Лейтенант отличается от капитана
нашивками, выраженьем глаз,
фотокарточкой Бланш или Франсуаз,
чтением «Критики чистого разума», Мопассана и «Капитала».
Капитан отличается от Адмиралтейства
одинокими мыслями о себе,
отвращением к синеве,
воспоминаньем о длинном уик-энде, проведенном в именье тестя.
И только корабль не отличается от корабля.
Переваливаясь на волнах, корабль
выглядит одновременно, как дерево и журавль,
из-под ног у которых ушла земля…

Открыв лакированную сигарницу, поэт выбрал себе длинную тонкую сигару без ободка и, прикурив от сверкнувшей бриллиантами зажигалки, передал коробку по кругу и продолжил:

«…Конечно, эрцгерцог монстр! Но как следует разобраться —
нельзя не признать за ним некоторых заслуг…»
«Рабы обсуждают господ. Господа обсуждают рабство.
Какой-то порочный круг!» «Нет, спасательный круг!»
«Восхитительный херес!» «Я всю ночь не могла уснуть.
Это жуткое солнце, я сожгла себе плечи».
«…А если открылась течь? Я читал, что бывают течи.
Представьте себе, что открылась течь, и мы стали тонуть!
Вам случалось тонуть, лейтенант?» — «Никогда. Но акула меня кусала».
«Да? Любопытно… Но представьте, что — течь… И представьте себе…»
«Что ж, может, это заставит подняться на палубу даму в 12-б».
«Кто она?» «Это дочь генерал-губернатора, плывущая в Кюрасао…»

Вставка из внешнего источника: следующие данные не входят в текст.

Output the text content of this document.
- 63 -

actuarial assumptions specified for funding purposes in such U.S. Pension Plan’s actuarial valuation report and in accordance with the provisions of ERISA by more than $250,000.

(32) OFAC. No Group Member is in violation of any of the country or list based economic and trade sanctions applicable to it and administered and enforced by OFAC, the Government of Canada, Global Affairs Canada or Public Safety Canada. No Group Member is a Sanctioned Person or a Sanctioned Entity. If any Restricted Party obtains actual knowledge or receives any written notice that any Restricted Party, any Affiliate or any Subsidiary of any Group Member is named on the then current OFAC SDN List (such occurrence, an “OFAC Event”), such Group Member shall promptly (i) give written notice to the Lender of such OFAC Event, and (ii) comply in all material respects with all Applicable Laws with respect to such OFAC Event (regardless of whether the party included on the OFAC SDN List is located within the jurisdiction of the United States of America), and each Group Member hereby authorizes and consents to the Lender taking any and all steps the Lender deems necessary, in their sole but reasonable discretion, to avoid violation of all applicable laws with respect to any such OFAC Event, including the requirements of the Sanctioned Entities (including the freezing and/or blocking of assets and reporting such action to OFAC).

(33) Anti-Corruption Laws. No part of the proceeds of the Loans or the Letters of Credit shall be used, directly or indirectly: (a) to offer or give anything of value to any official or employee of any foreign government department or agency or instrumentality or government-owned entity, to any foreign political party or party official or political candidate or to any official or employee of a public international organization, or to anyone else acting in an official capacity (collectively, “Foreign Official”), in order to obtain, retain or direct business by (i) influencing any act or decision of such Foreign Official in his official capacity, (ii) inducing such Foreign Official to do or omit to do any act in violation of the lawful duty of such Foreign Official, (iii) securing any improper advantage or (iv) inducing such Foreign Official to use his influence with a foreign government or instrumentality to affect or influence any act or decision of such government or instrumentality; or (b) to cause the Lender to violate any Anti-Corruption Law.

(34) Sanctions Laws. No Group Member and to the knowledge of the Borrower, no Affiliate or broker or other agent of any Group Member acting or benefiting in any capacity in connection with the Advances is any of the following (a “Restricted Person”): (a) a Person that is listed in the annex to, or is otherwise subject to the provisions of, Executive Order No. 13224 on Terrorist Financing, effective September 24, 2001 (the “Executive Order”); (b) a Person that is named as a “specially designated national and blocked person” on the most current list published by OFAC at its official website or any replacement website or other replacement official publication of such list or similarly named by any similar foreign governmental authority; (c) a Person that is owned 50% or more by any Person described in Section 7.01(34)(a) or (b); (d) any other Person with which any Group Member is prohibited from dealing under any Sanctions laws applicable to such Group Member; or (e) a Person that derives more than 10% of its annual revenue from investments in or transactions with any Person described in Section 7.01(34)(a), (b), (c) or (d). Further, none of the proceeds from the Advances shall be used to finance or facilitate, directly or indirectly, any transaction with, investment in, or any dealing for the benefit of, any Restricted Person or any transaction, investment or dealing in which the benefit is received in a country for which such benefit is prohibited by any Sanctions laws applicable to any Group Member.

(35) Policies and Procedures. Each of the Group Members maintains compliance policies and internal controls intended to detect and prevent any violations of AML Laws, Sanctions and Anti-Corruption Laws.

Некоторые из пришедших вместе со мной по дну моря, закуривая, рассаживались по стоящим вдоль стен диванам, иные продолжали слушать стоя:

«…Я, профессор, тоже в молодости мечтал
открыть какой-нибудь остров, зверушку или бациллу».
«И что же вам помешало?» «Наука мне не под силу.
И потом — тити-мити». «Простите?» «Э-э… презренный металл».
«Человек, он есть кто?! Он — вообще — комар!»
«А скажите, месье, в России у вас, что — тоже есть резина?»
«Вольдемар, перестаньте! Вы кусаетесь, Вольдемар!
Не забывайте, что я…» «Простите меня, кузина».
«Слышишь, кореш?» «Чего?» «Чего это там вдали?»
«Где?» «Да справа по борту». «Не вижу». «Вон там». «Ах, это…
Вроде бы, кит. Завернуть не найдется?» «Не-а, одна газета…
Но оно увеличивается! Смотри!.. Оно увели…»

Я почувствовал, как за моей спиной отворилась тяжелая дверь и кто-то, войдя в каюту, вполголоса спросил:

— Ну что? Он по-прежнему без сознания?

— Да, товарищ командир. Хотя начал бредить.

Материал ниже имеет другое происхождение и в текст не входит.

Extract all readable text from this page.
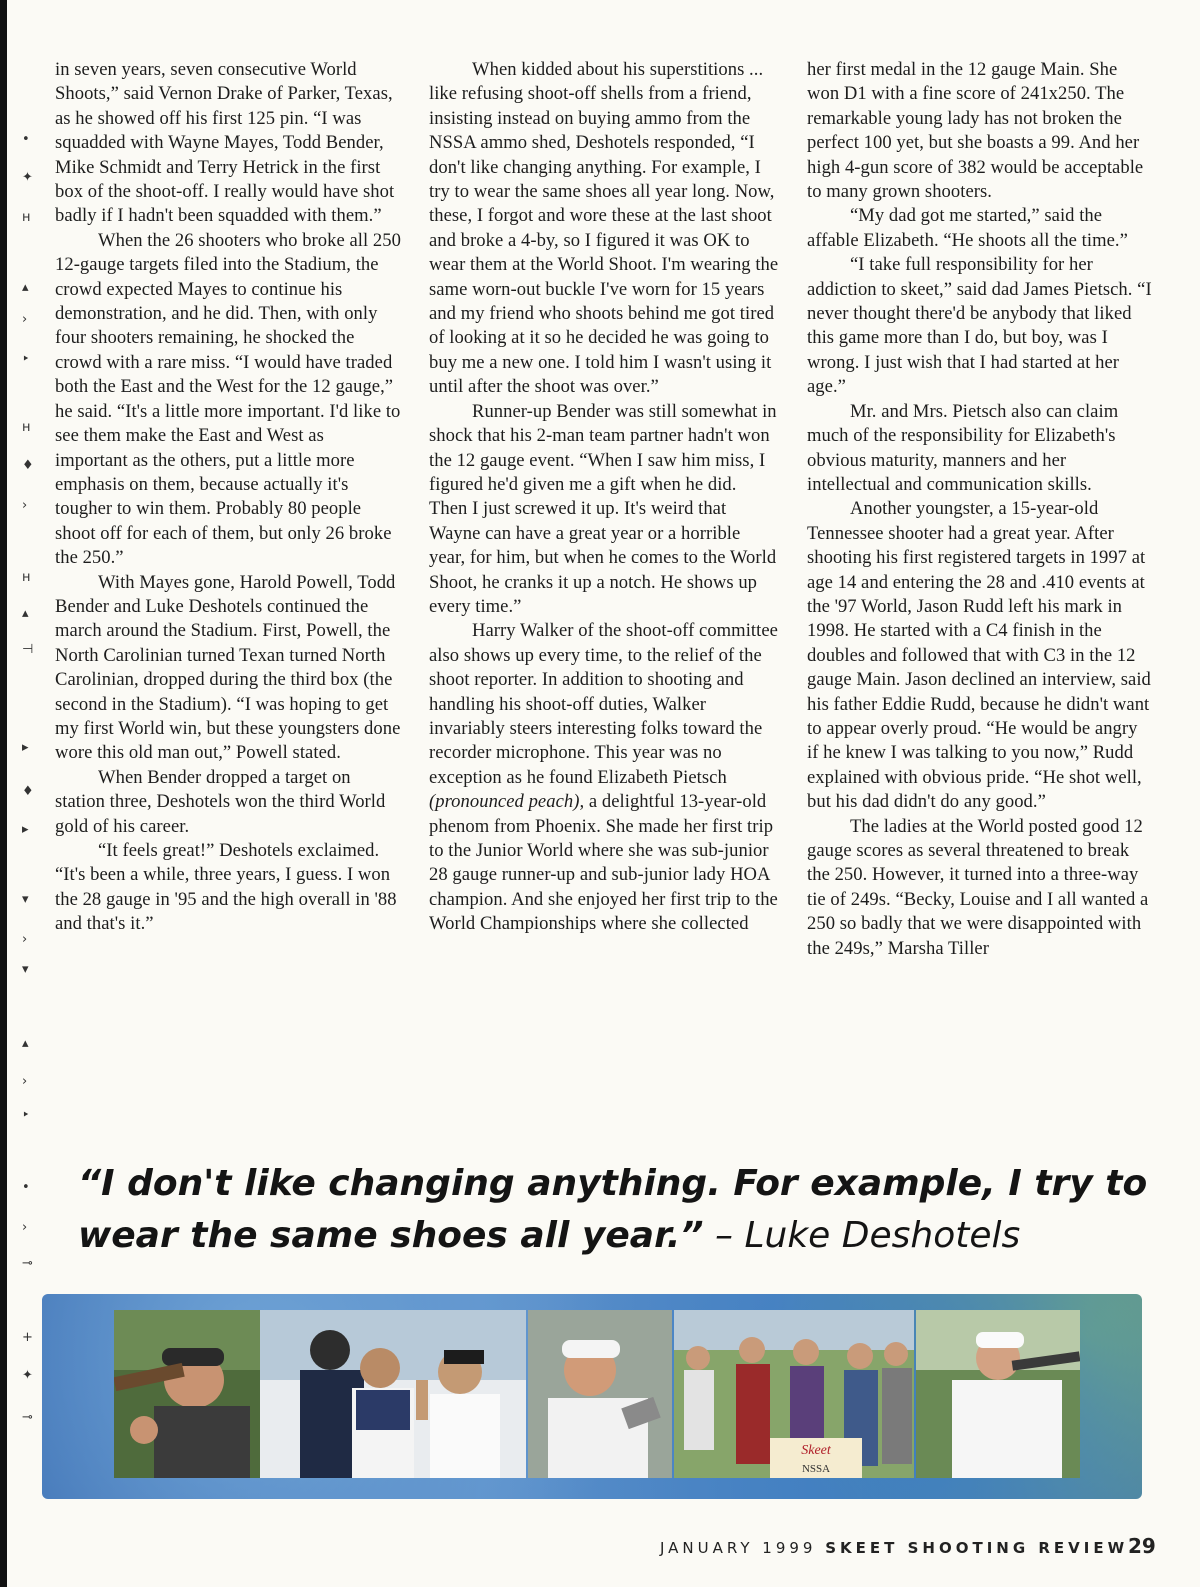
•
✦
н
▴
›
‣
н
♦
›
н
▴
⊣
▸
♦
▸
▾
›
▾
▴
›
‣
•
›
⊸
+
✦
⊸

in seven years, seven consecutive World Shoots,” said Vernon Drake of Parker, Texas, as he showed off his first 125 pin. “I was squadded with Wayne Mayes, Todd Bender, Mike Schmidt and Terry Hetrick in the first box of the shoot-off. I really would have shot badly if I hadn't been squadded with them.”

When the 26 shooters who broke all 250 12-gauge targets filed into the Stadium, the crowd expected Mayes to continue his demonstration, and he did. Then, with only four shooters remaining, he shocked the crowd with a rare miss. “I would have traded both the East and the West for the 12 gauge,” he said. “It's a little more important. I'd like to see them make the East and West as important as the others, put a little more emphasis on them, because actually it's tougher to win them. Probably 80 people shoot off for each of them, but only 26 broke the 250.”

With Mayes gone, Harold Powell, Todd Bender and Luke Deshotels continued the march around the Stadium. First, Powell, the North Carolinian turned Texan turned North Carolinian, dropped during the third box (the second in the Stadium). “I was hoping to get my first World win, but these youngsters done wore this old man out,” Powell stated.

When Bender dropped a target on station three, Deshotels won the third World gold of his career.

“It feels great!” Deshotels exclaimed. “It's been a while, three years, I guess. I won the 28 gauge in '95 and the high overall in '88 and that's it.”

When kidded about his superstitions ... like refusing shoot-off shells from a friend, insisting instead on buying ammo from the NSSA ammo shed, Deshotels responded, “I don't like changing anything. For example, I try to wear the same shoes all year long. Now, these, I forgot and wore these at the last shoot and broke a 4-by, so I figured it was OK to wear them at the World Shoot. I'm wearing the same worn-out buckle I've worn for 15 years and my friend who shoots behind me got tired of looking at it so he decided he was going to buy me a new one. I told him I wasn't using it until after the shoot was over.”

Runner-up Bender was still somewhat in shock that his 2-man team partner hadn't won the 12 gauge event. “When I saw him miss, I figured he'd given me a gift when he did. Then I just screwed it up. It's weird that Wayne can have a great year or a horrible year, for him, but when he comes to the World Shoot, he cranks it up a notch. He shows up every time.”

Harry Walker of the shoot-off committee also shows up every time, to the relief of the shoot reporter. In addition to shooting and handling his shoot-off duties, Walker invariably steers interesting folks toward the recorder microphone. This year was no exception as he found Elizabeth Pietsch (pronounced peach), a delightful 13-year-old phenom from Phoenix. She made her first trip to the Junior World where she was sub-junior 28 gauge runner-up and sub-junior lady HOA champion. And she enjoyed her first trip to the World Championships where she collected

her first medal in the 12 gauge Main. She won D1 with a fine score of 241x250. The remarkable young lady has not broken the perfect 100 yet, but she boasts a 99. And her high 4-gun score of 382 would be acceptable to many grown shooters.

“My dad got me started,” said the affable Elizabeth. “He shoots all the time.”

“I take full responsibility for her addiction to skeet,” said dad James Pietsch. “I never thought there'd be anybody that liked this game more than I do, but boy, was I wrong. I just wish that I had started at her age.”

Mr. and Mrs. Pietsch also can claim much of the responsibility for Elizabeth's obvious maturity, manners and her intellectual and communication skills.

Another youngster, a 15-year-old Tennessee shooter had a great year. After shooting his first registered targets in 1997 at age 14 and entering the 28 and .410 events at the '97 World, Jason Rudd left his mark in 1998. He started with a C4 finish in the doubles and followed that with C3 in the 12 gauge Main. Jason declined an interview, said his father Eddie Rudd, because he didn't want to appear overly proud. “He would be angry if he knew I was talking to you now,” Rudd explained with obvious pride. “He shot well, but his dad didn't do any good.”

The ladies at the World posted good 12 gauge scores as several threatened to break the 250. However, it turned into a three-way tie of 249s. “Becky, Louise and I all wanted a 250 so badly that we were disappointed with the 249s,” Marsha Tiller

“I don't like changing anything. For example, I try to wear the same shoes all year.” – Luke Deshotels
Skeet
NSSA
JANUARY 1999 SKEET SHOOTING REVIEW 29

— Вот как? — удивился пришедший, и мне показалось, что кто-то наклонился ко мне, словно бы прислушиваясь к моему дыханию. — А что это он такое бормочет? Про какого-то кита, газету…

— Да похоже, стихи шпарит. Я уж тоже прислушивался.

— Ну, блин… Хотя — пускай уж стихи, лишь бы оклемался.

— Оклемается, товарищ командир. Еще день-два, и все будет в порядке. Я ручаюсь.

— Дай Бог, дай Бог, — и голос растворился в отдалении.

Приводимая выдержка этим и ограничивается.